Dr Sara Clayson
Staff Tutor & Senior Lecturer In Education
School of Education, Childhood, Youth & Sport
Biography
Professional biography
Research
Spanning the disciplines of English Literature, Childhood and Youth Studies and Education, my work explores narratives of identity and resistance in times of rapid technological and scientific change since the early-nineteenth century to the present day. It considers stories that embrace complex, ambiguous and hybrid identities – and that resist oppressive discourses about what it means to live as a human in a world dominated by technological development.
'Monsters'
My PhD research at the University of Birmingham (2007) focused on evolutionary narratives and androgynous gender identities in nineteeth-century popular fiction. Previously based in the Arts and Humanities at the Open University, I have published on R. L. Stevenson's The Strange Case of Dr Jekyll and Mr Hyde and on M. E. Braddon's Lady Audley's Secret and presented conference papers on Bram Stoker's Dracula; Dinah Craik's Olive; and Arthur Machen's The Great God Pan.
Fans
Since 2015, I have been based in the School of Education, Childhood, Youth and Sports and I am currently working on a project on Fanfiction, wellbeing and young people's identity with Dr Naomi Holford, Senior Lecturer in Childhood and Youth Studies at the Open University and the Centre for Children and Young People's Wellbeing We have recently published a blog post ‘Accepting me’: young people reflecting on fanfic and their identity | Faculty of Arts and Social Sciences with the Health and the Arts Research Group | Faculty of Arts and Social Sciences
Teachers and Students
I have also published a piece of narrative scholarship, reflecting on nostalgia and teacher identities in online learning environments in Voices of Practice: Narrative Scholarship From the Margins
I am currently working on a cross-faculty project led by James Roy (School of Education, Childhood, Youth and Sports) with Maureen Rhoden (Faculty of Business and Law) and Nicola McDowell (Faculty of Business and Law) on Reimagining the Future of Online Distance Learning using narrative scholarship methodologies.

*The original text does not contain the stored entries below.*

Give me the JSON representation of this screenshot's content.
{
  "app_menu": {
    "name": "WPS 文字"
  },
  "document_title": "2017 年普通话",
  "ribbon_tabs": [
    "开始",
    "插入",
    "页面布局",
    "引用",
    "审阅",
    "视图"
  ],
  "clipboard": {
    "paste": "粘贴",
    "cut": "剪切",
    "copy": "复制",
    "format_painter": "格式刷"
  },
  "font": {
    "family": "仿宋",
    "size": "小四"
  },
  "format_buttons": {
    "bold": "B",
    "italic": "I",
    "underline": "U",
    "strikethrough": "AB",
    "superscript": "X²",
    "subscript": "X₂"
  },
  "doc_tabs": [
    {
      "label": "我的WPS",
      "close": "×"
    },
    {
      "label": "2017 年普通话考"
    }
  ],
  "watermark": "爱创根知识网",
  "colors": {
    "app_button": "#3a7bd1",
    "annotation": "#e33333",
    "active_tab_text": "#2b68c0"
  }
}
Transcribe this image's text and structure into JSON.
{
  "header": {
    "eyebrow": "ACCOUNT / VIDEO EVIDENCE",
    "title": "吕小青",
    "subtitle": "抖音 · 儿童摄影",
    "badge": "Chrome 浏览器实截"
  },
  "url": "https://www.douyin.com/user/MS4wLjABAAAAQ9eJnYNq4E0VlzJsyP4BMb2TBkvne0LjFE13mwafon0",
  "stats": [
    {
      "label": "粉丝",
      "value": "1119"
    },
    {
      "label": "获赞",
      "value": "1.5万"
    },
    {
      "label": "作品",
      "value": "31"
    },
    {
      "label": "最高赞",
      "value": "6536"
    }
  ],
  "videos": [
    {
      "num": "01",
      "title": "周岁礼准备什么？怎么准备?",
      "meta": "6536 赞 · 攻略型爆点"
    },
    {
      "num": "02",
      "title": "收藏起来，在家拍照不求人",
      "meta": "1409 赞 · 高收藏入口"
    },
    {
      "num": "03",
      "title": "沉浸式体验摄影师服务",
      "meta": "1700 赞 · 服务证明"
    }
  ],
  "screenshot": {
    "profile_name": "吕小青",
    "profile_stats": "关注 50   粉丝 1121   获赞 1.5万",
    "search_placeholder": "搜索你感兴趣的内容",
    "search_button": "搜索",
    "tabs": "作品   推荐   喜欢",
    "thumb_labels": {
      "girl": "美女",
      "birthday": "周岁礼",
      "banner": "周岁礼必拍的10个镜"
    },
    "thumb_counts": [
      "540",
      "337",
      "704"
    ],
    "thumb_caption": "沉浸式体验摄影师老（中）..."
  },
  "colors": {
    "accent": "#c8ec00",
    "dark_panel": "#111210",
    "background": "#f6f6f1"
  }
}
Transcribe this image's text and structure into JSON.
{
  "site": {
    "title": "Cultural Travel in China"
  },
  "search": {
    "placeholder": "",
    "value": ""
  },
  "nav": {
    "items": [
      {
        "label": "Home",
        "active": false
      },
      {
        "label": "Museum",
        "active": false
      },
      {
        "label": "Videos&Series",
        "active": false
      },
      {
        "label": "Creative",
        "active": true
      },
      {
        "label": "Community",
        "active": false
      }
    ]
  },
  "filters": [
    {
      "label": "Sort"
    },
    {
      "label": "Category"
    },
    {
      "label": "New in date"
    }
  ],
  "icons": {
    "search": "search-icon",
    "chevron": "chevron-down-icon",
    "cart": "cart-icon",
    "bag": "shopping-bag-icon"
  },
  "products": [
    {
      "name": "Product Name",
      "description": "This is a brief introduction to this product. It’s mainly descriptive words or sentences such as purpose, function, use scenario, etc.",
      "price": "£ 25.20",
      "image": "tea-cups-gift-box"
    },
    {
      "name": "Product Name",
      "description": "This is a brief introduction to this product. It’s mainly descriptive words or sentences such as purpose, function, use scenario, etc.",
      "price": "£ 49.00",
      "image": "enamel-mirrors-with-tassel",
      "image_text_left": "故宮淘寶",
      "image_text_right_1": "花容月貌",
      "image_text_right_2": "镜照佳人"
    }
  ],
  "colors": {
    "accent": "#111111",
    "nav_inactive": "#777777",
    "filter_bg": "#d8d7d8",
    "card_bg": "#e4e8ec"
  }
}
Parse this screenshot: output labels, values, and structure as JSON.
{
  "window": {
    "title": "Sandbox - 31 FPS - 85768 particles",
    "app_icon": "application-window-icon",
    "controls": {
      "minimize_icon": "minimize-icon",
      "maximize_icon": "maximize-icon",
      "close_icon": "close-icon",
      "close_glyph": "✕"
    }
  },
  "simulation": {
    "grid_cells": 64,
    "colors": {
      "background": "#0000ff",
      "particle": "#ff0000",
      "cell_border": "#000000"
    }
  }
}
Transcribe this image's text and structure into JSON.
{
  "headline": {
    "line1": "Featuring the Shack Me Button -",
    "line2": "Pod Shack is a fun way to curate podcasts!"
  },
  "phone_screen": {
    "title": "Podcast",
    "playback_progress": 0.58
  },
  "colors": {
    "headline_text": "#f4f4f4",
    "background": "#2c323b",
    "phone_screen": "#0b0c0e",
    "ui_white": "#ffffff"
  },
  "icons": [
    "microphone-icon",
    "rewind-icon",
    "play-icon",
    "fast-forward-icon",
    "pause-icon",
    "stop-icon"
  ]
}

I am co-chair of SHARE Scholarship, a cross-faculty network of Staff Tutors and Student Experience Managers, running twice-monthly seminars to support and disseminate scholarship activity amongst this staff group.
I lead a reflective practice blog for Associate Lecturer staff, Holding Up a Mirror: Personal Reflections on our Professional Practice, which publishes the personal stories of OU tutors and their remote working with students online.
Teaching
My teaching career started in the Primary School classroom before moving into Adult Education and Further Education. Between 2002 and 2024, I taught as an Associate Lecturer for the Open University, teaching modules in the Arts and Humanities, Children's Literature, Creativity and Language and Childhood Studies. Since joining the Faculty of Wellbeing, Education and Language Studies as a Staff Tutor and Senior Lecturer in Education, I have primarily worked on the undergraduate modules EK313 Issues in Research with Children and Young People and E320 Contemporary Research with Children and Young People.
I lead the School of Education, Childhood, Youth and Sport's Associate Lecturer Professional Development programme.
Recent Publications
Clayson, S. (2021) 'Nostalgia and Identity', in Voices of Practice: Narrative Scholarship From the Margins ed. by Sean Michael Morris, Lucy Rai and Karen Littleton, Washington: Hybrid Pedagogy Inc.